Is it surprising, then, if an unelected leader who opted for civil war, who turned Irishman against Irishman - which was what Tone (and his colleagues) certainly did 200 years ago - is transformed into an inspirational hero by elected democratic politicians, that elements in Irish life today can justify a return to violence? For Tone, and the men and women who followed him, chose to consult their own passionate feelings on Ireland's future and caused other men to die for those feelings; self and nation became a single entity.

So it has been for the men and women of the IRA for the past 28 years. They have consulted themselves about whether people should or should not die. Now their leaders, apparently sick of the slaughter, want the killing to stop. They want to negotiate their way out of the bloodshed and towards victory.

Absurd contrivance

And to facilitate the magical process of transforming the base metal of Northern Ireland into a field of cloth of gold, talks have had to be convened under ridiculous rules which violated democracy merely so as to accommodate loyalist murderers without a mandate. If you bend the rules to get such people into talks, is it surprising that they then bend a few more? Is it surprising that if killers know that their exclusion from the talks brings the entire peace process to a halt, they will continue to kill anyway?

For they have been given been given power without responsibility and can kill without consequence. This absurd contrivance, the peace process, has been assembled in order to enable those who murder to end their campaign of murder without loss of face - and more, with political advantage accruing; and now from the sanctuary of this peace process, the killing has started again in earnest.
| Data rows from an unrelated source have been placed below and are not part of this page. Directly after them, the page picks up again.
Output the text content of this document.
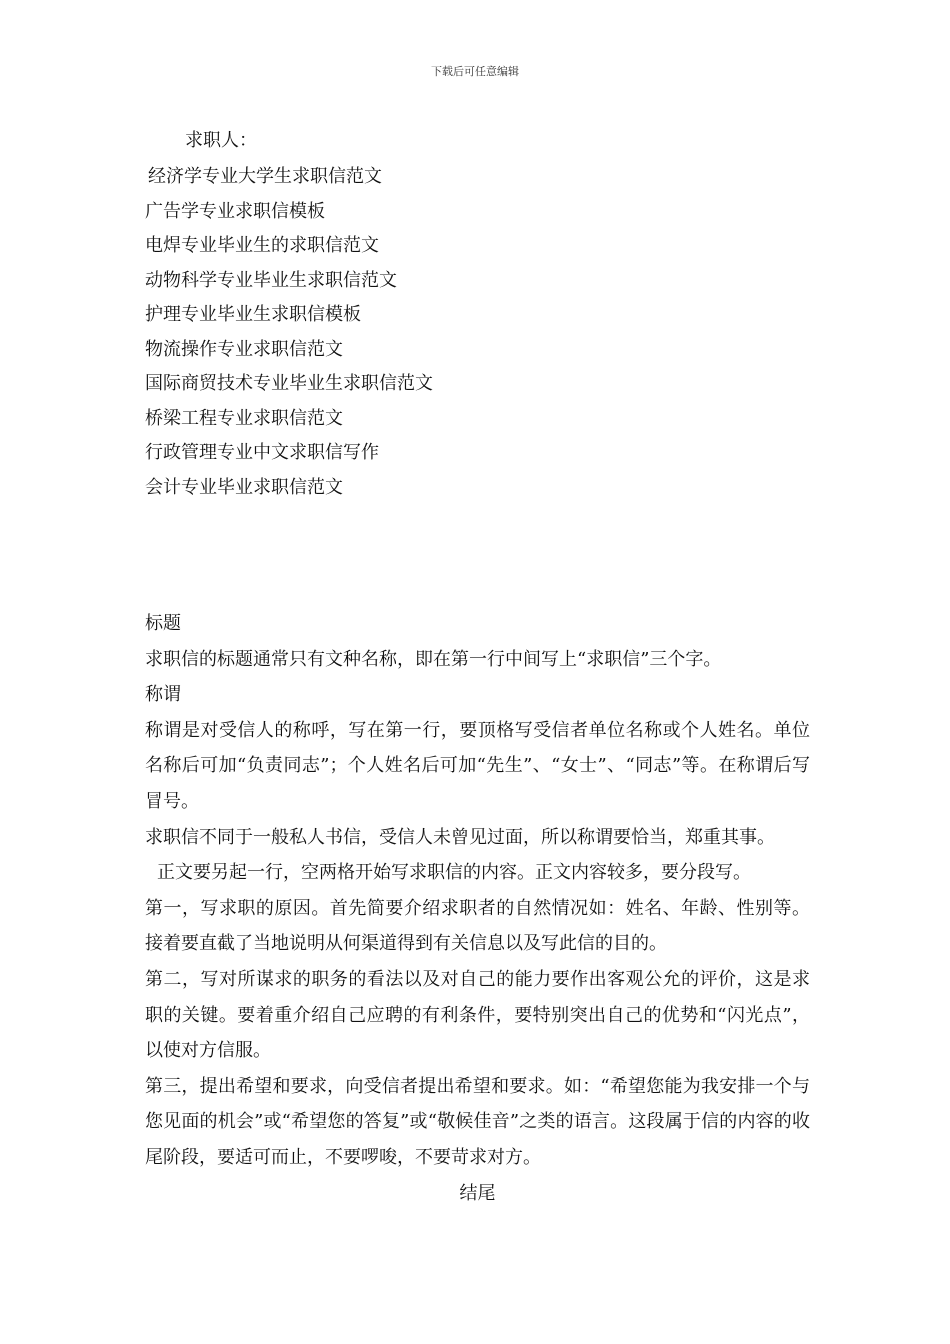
下载后可任意编辑
求职人：
经济学专业大学生求职信范文
广告学专业求职信模板
电焊专业毕业生的求职信范文
动物科学专业毕业生求职信范文
护理专业毕业生求职信模板
物流操作专业求职信范文
国际商贸技术专业毕业生求职信范文
桥梁工程专业求职信范文
行政管理专业中文求职信写作
会计专业毕业求职信范文

标题

求职信的标题通常只有文种名称，即在第一行中间写上“求职信”三个字。

称谓

称谓是对受信人的称呼，写在第一行，要顶格写受信者单位名称或个人姓名。单位名称后可加“负责同志”；个人姓名后可加“先生”、“女士”、“同志”等。在称谓后写冒号。

求职信不同于一般私人书信，受信人未曾见过面，所以称谓要恰当，郑重其事。

正文要另起一行，空两格开始写求职信的内容。正文内容较多，要分段写。

第一，写求职的原因。首先简要介绍求职者的自然情况如：姓名、年龄、性别等。接着要直截了当地说明从何渠道得到有关信息以及写此信的目的。

第二，写对所谋求的职务的看法以及对自己的能力要作出客观公允的评价，这是求职的关键。要着重介绍自己应聘的有利条件，要特别突出自己的优势和“闪光点”，以使对方信服。

第三，提出希望和要求，向受信者提出希望和要求。如：“希望您能为我安排一个与您见面的机会”或“希望您的答复”或“敬候佳音”之类的语言。这段属于信的内容的收尾阶段，要适可而止，不要啰唆，不要苛求对方。

结尾
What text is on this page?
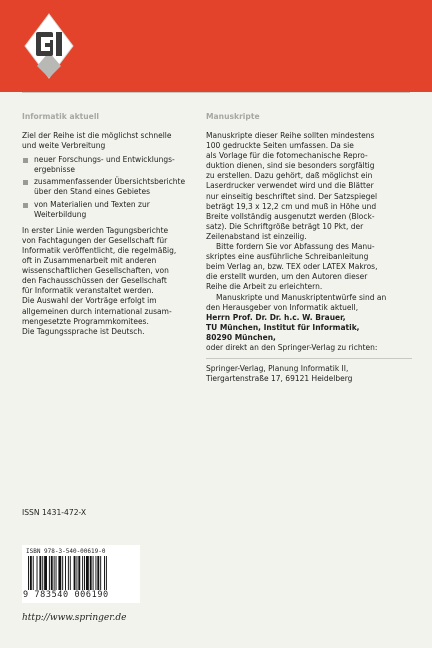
Informatik aktuell	Manuskripte
Ziel der Reihe ist die möglichst schnelle
und weite Verbreitung
neuer Forschungs- und Entwicklungs-
ergebnisse
zusammenfassender Übersichtsberichte
über den Stand eines Gebietes
von Materialien und Texten zur
Weiterbildung
In erster Linie werden Tagungsberichte
von Fachtagungen der Gesellschaft für
Informatik veröffentlicht, die regelmäßig,
oft in Zusammenarbeit mit anderen
wissenschaftlichen Gesellschaften, von
den Fachausschüssen der Gesellschaft
für Informatik veranstaltet werden.
Die Auswahl der Vorträge erfolgt im
allgemeinen durch international zusam-
mengesetzte Programmkomitees.
Die Tagungssprache ist Deutsch.
Manuskripte dieser Reihe sollten mindestens
100 gedruckte Seiten umfassen. Da sie
als Vorlage für die fotomechanische Repro-
duktion dienen, sind sie besonders sorgfältig
zu erstellen. Dazu gehört, daß möglichst ein
Laserdrucker verwendet wird und die Blätter
nur einseitig beschriftet sind. Der Satzspiegel
beträgt 19,3 x 12,2 cm und muß in Höhe und
Breite vollständig ausgenutzt werden (Block-
satz). Die Schriftgröße beträgt 10 Pkt, der
Zeilenabstand ist einzeilig.
Bitte fordern Sie vor Abfassung des Manu-
skriptes eine ausführliche Schreibanleitung
beim Verlag an, bzw. TEX oder LATEX Makros,
die erstellt wurden, um den Autoren dieser
Reihe die Arbeit zu erleichtern.
Manuskripte und Manuskriptentwürfe sind an
den Herausgeber von Informatik aktuell,
Herrn Prof. Dr. Dr. h.c. W. Brauer,
TU München, Institut für Informatik,
80290 München,
oder direkt an den Springer-Verlag zu richten:
Springer-Verlag, Planung Informatik II,
Tiergartenstraße 17, 69121 Heidelberg
ISSN 1431-472-X
ISBN 978-3-540-00619-0
9 783540 006190
http://www.springer.de
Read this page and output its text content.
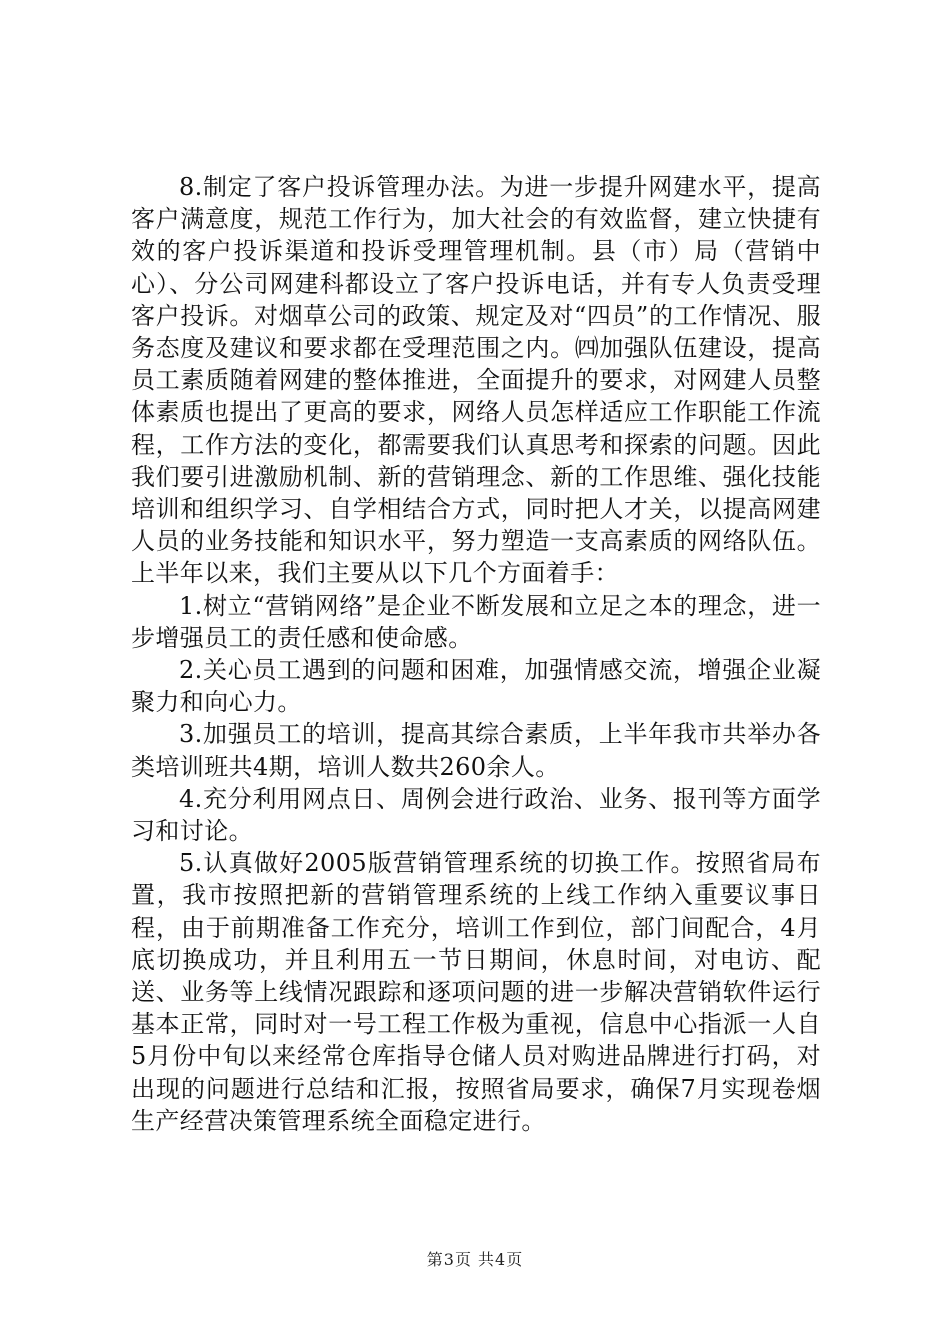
8.制定了客户投诉管理办法。为进一步提升网建水平，提高客户满意度，规范工作行为，加大社会的有效监督，建立快捷有效的客户投诉渠道和投诉受理管理机制。县（市）局（营销中心）、分公司网建科都设立了客户投诉电话，并有专人负责受理客户投诉。对烟草公司的政策、规定及对“四员”的工作情况、服务态度及建议和要求都在受理范围之内。㈣加强队伍建设，提高员工素质随着网建的整体推进，全面提升的要求，对网建人员整体素质也提出了更高的要求，网络人员怎样适应工作职能工作流程，工作方法的变化，都需要我们认真思考和探索的问题。因此我们要引进激励机制、新的营销理念、新的工作思维、强化技能培训和组织学习、自学相结合方式，同时把人才关，以提高网建人员的业务技能和知识水平，努力塑造一支高素质的网络队伍。上半年以来，我们主要从以下几个方面着手：

1.树立“营销网络”是企业不断发展和立足之本的理念，进一步增强员工的责任感和使命感。

2.关心员工遇到的问题和困难，加强情感交流，增强企业凝聚力和向心力。

3.加强员工的培训，提高其综合素质，上半年我市共举办各类培训班共4期，培训人数共260余人。

4.充分利用网点日、周例会进行政治、业务、报刊等方面学习和讨论。

5.认真做好2005版营销管理系统的切换工作。按照省局布置，我市按照把新的营销管理系统的上线工作纳入重要议事日程，由于前期准备工作充分，培训工作到位，部门间配合，4月底切换成功，并且利用五一节日期间，休息时间，对电访、配送、业务等上线情况跟踪和逐项问题的进一步解决营销软件运行基本正常，同时对一号工程工作极为重视，信息中心指派一人自5月份中旬以来经常仓库指导仓储人员对购进品牌进行打码，对出现的问题进行总结和汇报，按照省局要求，确保7月实现卷烟生产经营决策管理系统全面稳定进行。

第3页 共4页
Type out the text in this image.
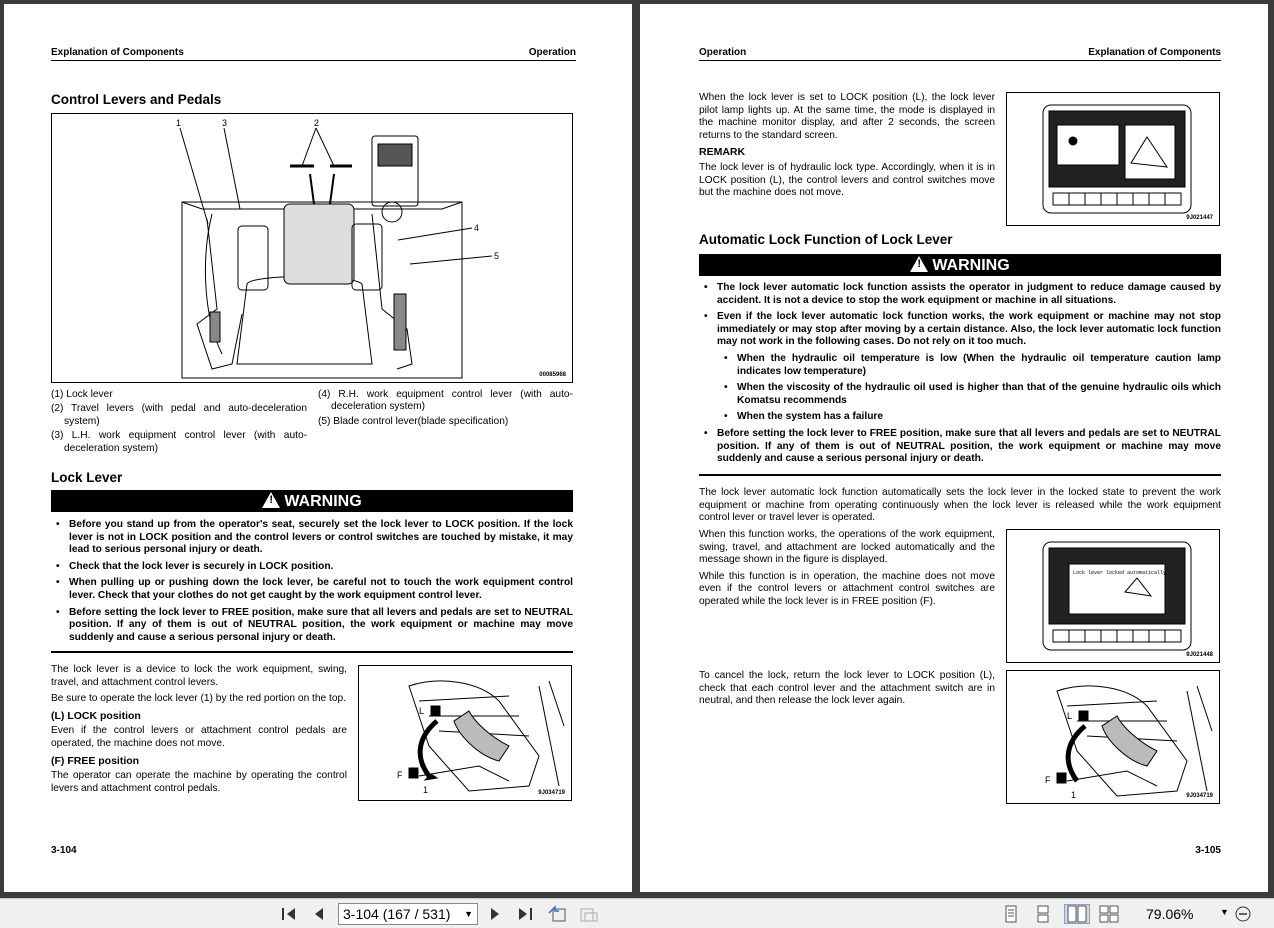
Explanation of Components	Operation
Control Levers and Pedals
1	3	2
4
5
00085968
(1) Lock lever
(2) Travel levers (with pedal and auto-deceleration system)
(3) L.H. work equipment control lever (with auto-deceleration system)
(4) R.H. work equipment control lever (with auto-deceleration system)
(5) Blade control lever(blade specification)
Lock Lever
!WARNING
• Before you stand up from the operator's seat, securely set the lock lever to LOCK position. If the lock lever is not in LOCK position and the control levers or control switches are touched by mistake, it may lead to serious personal injury or death.
• Check that the lock lever is securely in LOCK position.
• When pulling up or pushing down the lock lever, be careful not to touch the work equipment control lever. Check that your clothes do not get caught by the work equipment control lever.
• Before setting the lock lever to FREE position, make sure that all levers and pedals are set to NEUTRAL position. If any of them is out of NEUTRAL position, the work equipment or machine may move suddenly and cause a serious personal injury or death.

The lock lever is a device to lock the work equipment, swing, travel, and attachment control levers.

Be sure to operate the lock lever (1) by the red portion on the top.

(L) LOCK position

Even if the control levers or attachment control pedals are operated, the machine does not move.

(F) FREE position

The operator can operate the machine by operating the control levers and attachment control pedals.

L
F
1	9J034719
3-104
Operation	Explanation of Components

When the lock lever is set to LOCK position (L), the lock lever pilot lamp lights up. At the same time, the mode is displayed in the machine monitor display, and after 2 seconds, the screen returns to the standard screen.

REMARK

The lock lever is of hydraulic lock type. Accordingly, when it is in LOCK position (L), the control levers and control switches move but the machine does not move.

9J021447
Automatic Lock Function of Lock Lever
!WARNING
• The lock lever automatic lock function assists the operator in judgment to reduce damage caused by accident. It is not a device to stop the work equipment or machine in all situations.
• Even if the lock lever automatic lock function works, the work equipment or machine may not stop immediately or may stop after moving by a certain distance. Also, the lock lever automatic lock function may not work in the following cases. Do not rely on it too much.
• When the hydraulic oil temperature is low (When the hydraulic oil temperature caution lamp indicates low temperature)
• When the viscosity of the hydraulic oil used is higher than that of the genuine hydraulic oils which Komatsu recommends
• When the system has a failure
• Before setting the lock lever to FREE position, make sure that all levers and pedals are set to NEUTRAL position. If any of them is out of NEUTRAL position, the work equipment or machine may move suddenly and cause a serious personal injury or death.
The lock lever automatic lock function automatically sets the lock lever in the locked state to prevent the work equipment or machine from operating continuously when the lock lever is released while the work equipment control lever or travel lever is operated.

When this function works, the operations of the work equipment, swing, travel, and attachment are locked automatically and the message shown in the figure is displayed.

While this function is in operation, the machine does not move even if the control levers or attachment control switches are operated while the lock lever is in FREE position (F).

Lock lever locked automatically
9J021448
To cancel the lock, return the lock lever to LOCK position (L), check that each control lever and the attachment switch are in neutral, and then release the lock lever again.
L
F
1	9J034719
3-105
3-104 (167 / 531) ▼	79.06%	▼
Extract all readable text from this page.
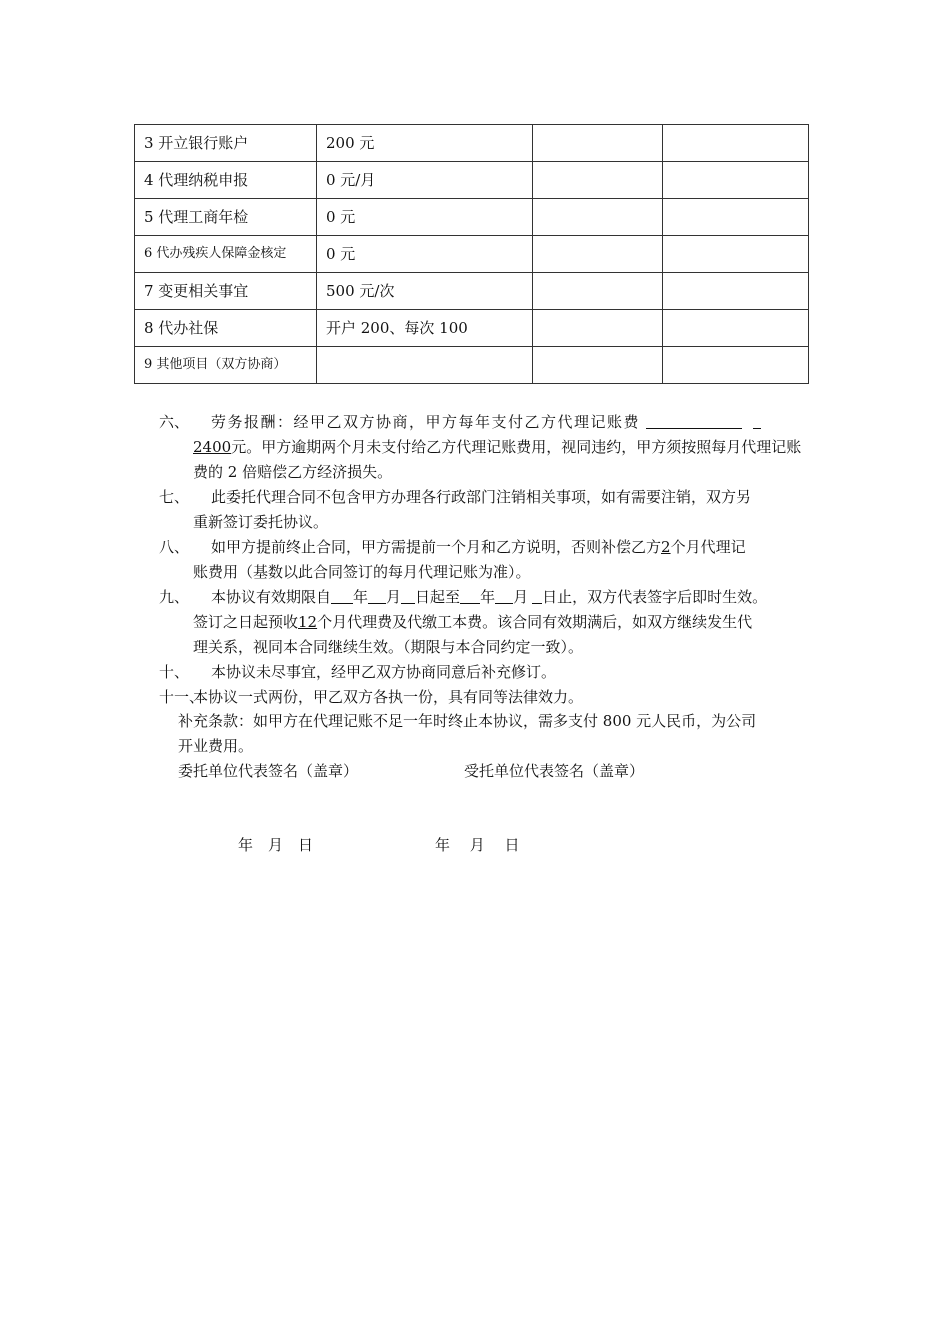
3 开立银行账户	200 元		
4 代理纳税申报	0 元/月		
5 代理工商年检	0 元		
6 代办残疾人保障金核定	0 元		
7 变更相关事宜	500 元/次		
8 代办社保	开户 200、每次 100		
9 其他项目（双方协商）			
六、	劳务报酬：经甲乙双方协商，甲方每年支付乙方代理记账费
2400元。甲方逾期两个月未支付给乙方代理记账费用，视同违约，甲方须按照每月代理记账费的 2 倍赔偿乙方经济损失。
七、	此委托代理合同不包含甲方办理各行政部门注销相关事项，如有需要注销，双方另
重新签订委托协议。
八、	如甲方提前终止合同，甲方需提前一个月和乙方说明，否则补偿乙方2个月代理记
账费用（基数以此合同签订的每月代理记账为准）。
九、	本协议有效期限自 年 月 日起至 年 月 日止，双方代表签字后即时生效。
签订之日起预收12个月代理费及代缴工本费。该合同有效期满后，如双方继续发生代
理关系，视同本合同继续生效。（期限与本合同约定一致）。
十、	本协议未尽事宜，经甲乙双方协商同意后补充修订。
十一、
本协议一式两份，甲乙双方各执一份，具有同等法律效力。
补充条款：如甲方在代理记账不足一年时终止本协议，需多支付 800 元人民币，为公司
开业费用。
委托单位代表签名（盖章）	受托单位代表签名（盖章）
年　月　日	年　 月　 日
We are forced to relive our lessons time and time again; and while within our political culture we continue to revere the memory of men of violence, we are probably doomed to this endless cycle of murder, repression and grievance, leading to more murder. . . We might start contemplating, on the bicentenary of his death, that the legacy of Wolfe Tone is the great poisoned chalice of Irish nationalism, and that where he is thought to lie is ill-named: it should be Forebodingstown.